The scanned copy signed and sealed on the contract is valid, as long as the contract is the true intention of the parties and does not violate the law. The signature and seal of a contract need not be sealed by both parties at the same time. When the parties conclude a written contract, it is generally established after the parties sign, seal or press their fingerprints.

1. Is the scanned copy of the contract valid?

The signed and sealed scanned copy is valid.
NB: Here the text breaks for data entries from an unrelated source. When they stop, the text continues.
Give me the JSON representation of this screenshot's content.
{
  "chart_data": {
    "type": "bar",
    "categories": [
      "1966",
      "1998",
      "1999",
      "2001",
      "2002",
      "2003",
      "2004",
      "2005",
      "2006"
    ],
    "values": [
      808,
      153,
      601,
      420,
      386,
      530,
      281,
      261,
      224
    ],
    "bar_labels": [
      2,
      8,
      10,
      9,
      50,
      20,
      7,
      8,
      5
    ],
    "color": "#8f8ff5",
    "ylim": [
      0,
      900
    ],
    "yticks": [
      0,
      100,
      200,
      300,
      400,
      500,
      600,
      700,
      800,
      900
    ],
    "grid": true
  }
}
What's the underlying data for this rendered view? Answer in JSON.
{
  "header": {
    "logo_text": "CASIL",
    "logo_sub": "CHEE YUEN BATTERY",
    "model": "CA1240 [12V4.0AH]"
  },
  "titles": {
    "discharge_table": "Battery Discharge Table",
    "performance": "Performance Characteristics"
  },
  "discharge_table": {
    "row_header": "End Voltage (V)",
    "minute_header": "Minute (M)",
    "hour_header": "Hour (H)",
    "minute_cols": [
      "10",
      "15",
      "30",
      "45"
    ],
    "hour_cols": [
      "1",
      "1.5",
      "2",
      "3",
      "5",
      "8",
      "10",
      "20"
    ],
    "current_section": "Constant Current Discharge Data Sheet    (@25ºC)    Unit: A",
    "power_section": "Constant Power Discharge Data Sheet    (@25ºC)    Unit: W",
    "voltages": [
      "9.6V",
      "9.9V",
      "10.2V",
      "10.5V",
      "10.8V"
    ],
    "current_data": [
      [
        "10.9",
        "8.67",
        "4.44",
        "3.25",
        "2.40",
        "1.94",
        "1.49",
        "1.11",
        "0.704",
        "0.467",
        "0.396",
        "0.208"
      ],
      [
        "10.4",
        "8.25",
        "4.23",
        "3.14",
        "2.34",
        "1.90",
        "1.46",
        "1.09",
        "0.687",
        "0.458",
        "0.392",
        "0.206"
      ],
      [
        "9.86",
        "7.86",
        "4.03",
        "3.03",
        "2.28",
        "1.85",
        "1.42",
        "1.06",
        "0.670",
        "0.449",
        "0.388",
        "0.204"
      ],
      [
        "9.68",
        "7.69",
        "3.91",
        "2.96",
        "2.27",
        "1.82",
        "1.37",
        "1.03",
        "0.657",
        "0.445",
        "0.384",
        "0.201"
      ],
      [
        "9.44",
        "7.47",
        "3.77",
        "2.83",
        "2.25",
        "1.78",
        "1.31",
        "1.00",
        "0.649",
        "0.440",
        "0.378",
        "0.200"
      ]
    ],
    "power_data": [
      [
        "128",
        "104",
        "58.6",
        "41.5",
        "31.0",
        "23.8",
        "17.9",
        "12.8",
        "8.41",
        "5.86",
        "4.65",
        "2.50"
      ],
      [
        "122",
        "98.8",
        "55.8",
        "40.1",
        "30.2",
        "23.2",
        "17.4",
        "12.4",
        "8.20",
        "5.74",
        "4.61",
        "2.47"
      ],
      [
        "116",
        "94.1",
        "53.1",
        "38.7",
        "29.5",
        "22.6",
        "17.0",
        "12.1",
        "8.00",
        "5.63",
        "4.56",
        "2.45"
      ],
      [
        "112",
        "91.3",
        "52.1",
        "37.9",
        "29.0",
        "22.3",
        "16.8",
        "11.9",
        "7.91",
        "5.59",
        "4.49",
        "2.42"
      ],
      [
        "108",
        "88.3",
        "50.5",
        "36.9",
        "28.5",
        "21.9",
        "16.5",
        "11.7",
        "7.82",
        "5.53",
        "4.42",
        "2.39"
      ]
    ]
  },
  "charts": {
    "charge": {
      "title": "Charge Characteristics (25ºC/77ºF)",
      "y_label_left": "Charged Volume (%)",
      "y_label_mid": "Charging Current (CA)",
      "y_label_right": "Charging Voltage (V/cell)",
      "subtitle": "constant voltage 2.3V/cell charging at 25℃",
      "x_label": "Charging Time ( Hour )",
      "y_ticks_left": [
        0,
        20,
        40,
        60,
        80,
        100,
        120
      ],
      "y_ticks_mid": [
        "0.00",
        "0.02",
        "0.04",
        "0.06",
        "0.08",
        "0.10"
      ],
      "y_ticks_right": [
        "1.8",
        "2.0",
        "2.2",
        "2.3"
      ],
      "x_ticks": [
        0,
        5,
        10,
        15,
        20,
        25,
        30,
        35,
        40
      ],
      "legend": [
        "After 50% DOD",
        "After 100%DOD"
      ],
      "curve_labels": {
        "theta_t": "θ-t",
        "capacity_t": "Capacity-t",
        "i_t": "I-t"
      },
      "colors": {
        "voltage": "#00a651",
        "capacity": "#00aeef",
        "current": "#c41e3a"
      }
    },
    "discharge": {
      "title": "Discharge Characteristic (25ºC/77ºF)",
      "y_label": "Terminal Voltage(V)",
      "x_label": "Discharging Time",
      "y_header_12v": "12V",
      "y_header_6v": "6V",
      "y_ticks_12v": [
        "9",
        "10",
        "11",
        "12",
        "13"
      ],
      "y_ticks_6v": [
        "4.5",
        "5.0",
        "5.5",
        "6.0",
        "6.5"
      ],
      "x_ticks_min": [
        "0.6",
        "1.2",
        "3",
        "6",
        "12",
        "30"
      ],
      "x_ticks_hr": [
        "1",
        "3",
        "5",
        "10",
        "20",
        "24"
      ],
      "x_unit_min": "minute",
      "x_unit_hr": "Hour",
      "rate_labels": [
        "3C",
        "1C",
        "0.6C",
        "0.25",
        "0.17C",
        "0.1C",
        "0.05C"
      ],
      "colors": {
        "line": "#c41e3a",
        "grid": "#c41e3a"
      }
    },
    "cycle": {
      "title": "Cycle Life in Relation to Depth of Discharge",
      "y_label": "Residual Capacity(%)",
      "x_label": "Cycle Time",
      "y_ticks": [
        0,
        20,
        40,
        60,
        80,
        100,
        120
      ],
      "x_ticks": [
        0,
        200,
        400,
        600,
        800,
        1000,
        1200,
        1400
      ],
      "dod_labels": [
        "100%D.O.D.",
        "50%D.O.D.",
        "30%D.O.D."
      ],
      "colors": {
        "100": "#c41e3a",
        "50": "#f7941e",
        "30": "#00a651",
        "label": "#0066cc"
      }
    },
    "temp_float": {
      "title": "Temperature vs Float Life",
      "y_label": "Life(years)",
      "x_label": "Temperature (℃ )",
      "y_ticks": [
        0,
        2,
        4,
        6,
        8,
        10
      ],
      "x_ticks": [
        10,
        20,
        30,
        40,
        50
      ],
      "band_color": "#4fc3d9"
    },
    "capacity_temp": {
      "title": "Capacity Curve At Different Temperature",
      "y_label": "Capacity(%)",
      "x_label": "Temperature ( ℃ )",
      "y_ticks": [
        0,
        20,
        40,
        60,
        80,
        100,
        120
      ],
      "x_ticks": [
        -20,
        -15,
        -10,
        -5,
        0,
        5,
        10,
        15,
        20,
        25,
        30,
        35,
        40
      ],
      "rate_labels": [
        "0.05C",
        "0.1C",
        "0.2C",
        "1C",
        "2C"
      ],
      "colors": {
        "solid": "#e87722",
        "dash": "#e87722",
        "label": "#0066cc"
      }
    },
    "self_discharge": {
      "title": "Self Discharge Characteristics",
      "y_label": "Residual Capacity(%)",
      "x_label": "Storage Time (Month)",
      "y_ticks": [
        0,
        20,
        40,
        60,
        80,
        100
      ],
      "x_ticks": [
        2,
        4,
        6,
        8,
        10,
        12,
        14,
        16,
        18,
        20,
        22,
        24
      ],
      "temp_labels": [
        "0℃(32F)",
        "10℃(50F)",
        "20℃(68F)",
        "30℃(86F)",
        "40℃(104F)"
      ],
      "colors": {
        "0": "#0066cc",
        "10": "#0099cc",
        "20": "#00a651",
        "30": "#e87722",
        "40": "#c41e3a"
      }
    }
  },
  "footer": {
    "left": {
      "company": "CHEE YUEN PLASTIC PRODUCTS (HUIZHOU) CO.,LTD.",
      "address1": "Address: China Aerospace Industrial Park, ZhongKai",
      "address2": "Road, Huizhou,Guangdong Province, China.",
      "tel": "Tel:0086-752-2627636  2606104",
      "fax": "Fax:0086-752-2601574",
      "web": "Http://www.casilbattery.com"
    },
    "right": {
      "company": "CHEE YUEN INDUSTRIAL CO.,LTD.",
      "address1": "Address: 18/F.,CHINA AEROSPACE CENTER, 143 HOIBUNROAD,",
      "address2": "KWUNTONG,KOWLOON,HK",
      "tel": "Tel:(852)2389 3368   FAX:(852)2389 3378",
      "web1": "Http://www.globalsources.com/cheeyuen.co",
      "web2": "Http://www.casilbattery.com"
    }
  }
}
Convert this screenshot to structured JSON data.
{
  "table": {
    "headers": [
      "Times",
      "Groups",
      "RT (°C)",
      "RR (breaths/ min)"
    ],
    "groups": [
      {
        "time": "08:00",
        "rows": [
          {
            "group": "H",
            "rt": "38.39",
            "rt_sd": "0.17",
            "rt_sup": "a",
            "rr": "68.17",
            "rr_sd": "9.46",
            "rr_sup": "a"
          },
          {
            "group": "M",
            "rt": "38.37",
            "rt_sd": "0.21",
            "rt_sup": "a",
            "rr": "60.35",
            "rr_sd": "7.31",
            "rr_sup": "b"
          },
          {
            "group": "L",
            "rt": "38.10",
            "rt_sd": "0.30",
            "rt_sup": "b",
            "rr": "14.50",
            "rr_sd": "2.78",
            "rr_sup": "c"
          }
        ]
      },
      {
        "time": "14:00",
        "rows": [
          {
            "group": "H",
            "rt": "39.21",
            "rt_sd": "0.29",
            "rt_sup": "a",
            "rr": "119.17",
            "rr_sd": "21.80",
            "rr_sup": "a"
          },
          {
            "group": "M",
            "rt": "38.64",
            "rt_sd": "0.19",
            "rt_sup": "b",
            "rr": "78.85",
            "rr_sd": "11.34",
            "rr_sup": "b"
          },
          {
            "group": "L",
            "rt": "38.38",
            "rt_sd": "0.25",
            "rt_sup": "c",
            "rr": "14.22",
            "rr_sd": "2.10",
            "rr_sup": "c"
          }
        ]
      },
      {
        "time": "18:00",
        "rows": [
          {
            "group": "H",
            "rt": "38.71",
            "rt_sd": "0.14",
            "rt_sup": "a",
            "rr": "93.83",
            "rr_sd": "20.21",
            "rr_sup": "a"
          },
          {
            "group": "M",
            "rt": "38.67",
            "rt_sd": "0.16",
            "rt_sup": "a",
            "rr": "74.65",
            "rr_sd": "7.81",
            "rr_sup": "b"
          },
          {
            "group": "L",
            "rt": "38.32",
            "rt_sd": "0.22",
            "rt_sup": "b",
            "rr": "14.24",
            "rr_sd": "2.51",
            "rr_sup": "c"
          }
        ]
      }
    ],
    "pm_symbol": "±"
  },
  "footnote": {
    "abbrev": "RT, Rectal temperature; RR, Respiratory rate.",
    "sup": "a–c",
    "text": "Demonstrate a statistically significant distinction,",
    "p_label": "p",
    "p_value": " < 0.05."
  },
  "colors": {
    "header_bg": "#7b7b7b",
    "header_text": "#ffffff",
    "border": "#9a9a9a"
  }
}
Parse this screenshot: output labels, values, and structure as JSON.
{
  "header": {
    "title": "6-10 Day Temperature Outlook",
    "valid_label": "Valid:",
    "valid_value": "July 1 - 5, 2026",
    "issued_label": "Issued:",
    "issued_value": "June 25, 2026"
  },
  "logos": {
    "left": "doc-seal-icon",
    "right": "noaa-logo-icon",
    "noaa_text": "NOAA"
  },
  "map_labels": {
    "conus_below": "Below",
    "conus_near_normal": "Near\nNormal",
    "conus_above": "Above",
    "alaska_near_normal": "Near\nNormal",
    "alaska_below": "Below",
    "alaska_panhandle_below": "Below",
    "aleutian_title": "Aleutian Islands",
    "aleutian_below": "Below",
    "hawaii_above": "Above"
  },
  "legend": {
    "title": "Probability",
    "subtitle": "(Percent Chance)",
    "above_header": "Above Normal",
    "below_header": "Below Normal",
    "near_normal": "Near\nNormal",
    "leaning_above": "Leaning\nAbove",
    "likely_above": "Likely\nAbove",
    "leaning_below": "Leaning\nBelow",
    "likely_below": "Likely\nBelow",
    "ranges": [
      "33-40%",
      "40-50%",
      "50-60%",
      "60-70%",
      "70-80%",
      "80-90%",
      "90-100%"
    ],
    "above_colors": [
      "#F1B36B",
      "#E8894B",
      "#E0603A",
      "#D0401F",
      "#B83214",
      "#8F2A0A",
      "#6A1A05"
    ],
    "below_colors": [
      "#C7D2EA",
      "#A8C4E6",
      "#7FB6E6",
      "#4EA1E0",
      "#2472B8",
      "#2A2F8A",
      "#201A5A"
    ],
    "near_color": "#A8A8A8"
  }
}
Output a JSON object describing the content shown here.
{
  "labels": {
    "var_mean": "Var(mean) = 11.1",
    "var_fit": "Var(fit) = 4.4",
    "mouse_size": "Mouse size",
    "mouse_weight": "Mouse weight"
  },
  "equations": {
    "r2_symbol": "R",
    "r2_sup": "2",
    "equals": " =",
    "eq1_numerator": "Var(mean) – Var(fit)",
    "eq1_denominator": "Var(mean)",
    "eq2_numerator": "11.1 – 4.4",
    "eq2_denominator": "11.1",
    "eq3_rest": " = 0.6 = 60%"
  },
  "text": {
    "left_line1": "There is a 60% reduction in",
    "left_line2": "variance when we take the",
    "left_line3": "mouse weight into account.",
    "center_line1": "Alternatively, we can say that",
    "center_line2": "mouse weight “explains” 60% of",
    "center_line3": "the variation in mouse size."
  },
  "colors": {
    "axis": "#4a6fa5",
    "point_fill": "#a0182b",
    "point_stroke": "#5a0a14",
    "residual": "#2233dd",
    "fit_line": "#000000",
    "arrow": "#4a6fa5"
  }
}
According to Article 490 of the General Principles of the Civil Law, if the parties conclude a contract in the form of a contract, the contract is established when the parties sign, seal or press their fingerprints. Before signing, sealing or fingerprinting, one party has fulfilled its main obligations, and the contract is established when the other party accepts it.

Article 143 stipulates that a civil juristic act that meets the following conditions is valid:

(1) The actor has corresponding capacity for civil conduct;

(2) the meaning is true;

(three) does not violate the mandatory provisions of laws and administrative regulations, and does not violate public order and good customs.

Second, does the contract need to be sealed by both parties at the same time?

Both parties do not need to stamp the contract at the same time. If the parties enter into a contract in the form of a contract, the contract shall be established when the parties sign, seal or press their fingerprints. Before signing, sealing or fingerprinting, one party has fulfilled its main obligations, and the contract is established when the other party accepts it.

Article 490 of the Civil Code of People's Republic of China (PRC): If the parties conclude a contract in the form of a contract, the contract is concluded when the parties sign, seal or fingerprint it. Before signing, sealing or fingerprinting, one party has fulfilled its main obligations, and the contract is established when the other party accepts it. A contract shall be concluded in written form as stipulated by laws, administrative regulations or agreed by the parties. If the parties do not do this in writing, but one party has fulfilled its main obligations and the other party accepts it, the contract is established.

3. What stamp do I need to sign the contract?

When signing a contract on behalf of the company, both the contract seal and the company's official seal have legal effect, so both the official seal and the contract seal can be stamped. If the general company has a contract seal, the contract seal is preferred.

Remind you that the official seal is the most effective of all seals and a symbol of legal person's rights. In the current legislative and judicial practice, it is an important criterion to judge whether a civil activity is established and effective. Unless there are special provisions in the law (such as stamping invoices), use the official seal to represent the will of the legal person and sign contracts and other legal documents with high legal effect. All letters, official documents, contracts, letters of introduction, certificates or other company materials issued in the name of the company can use the official seal. Letter of introduction and contract with official seal are legal documents to express the company's intention.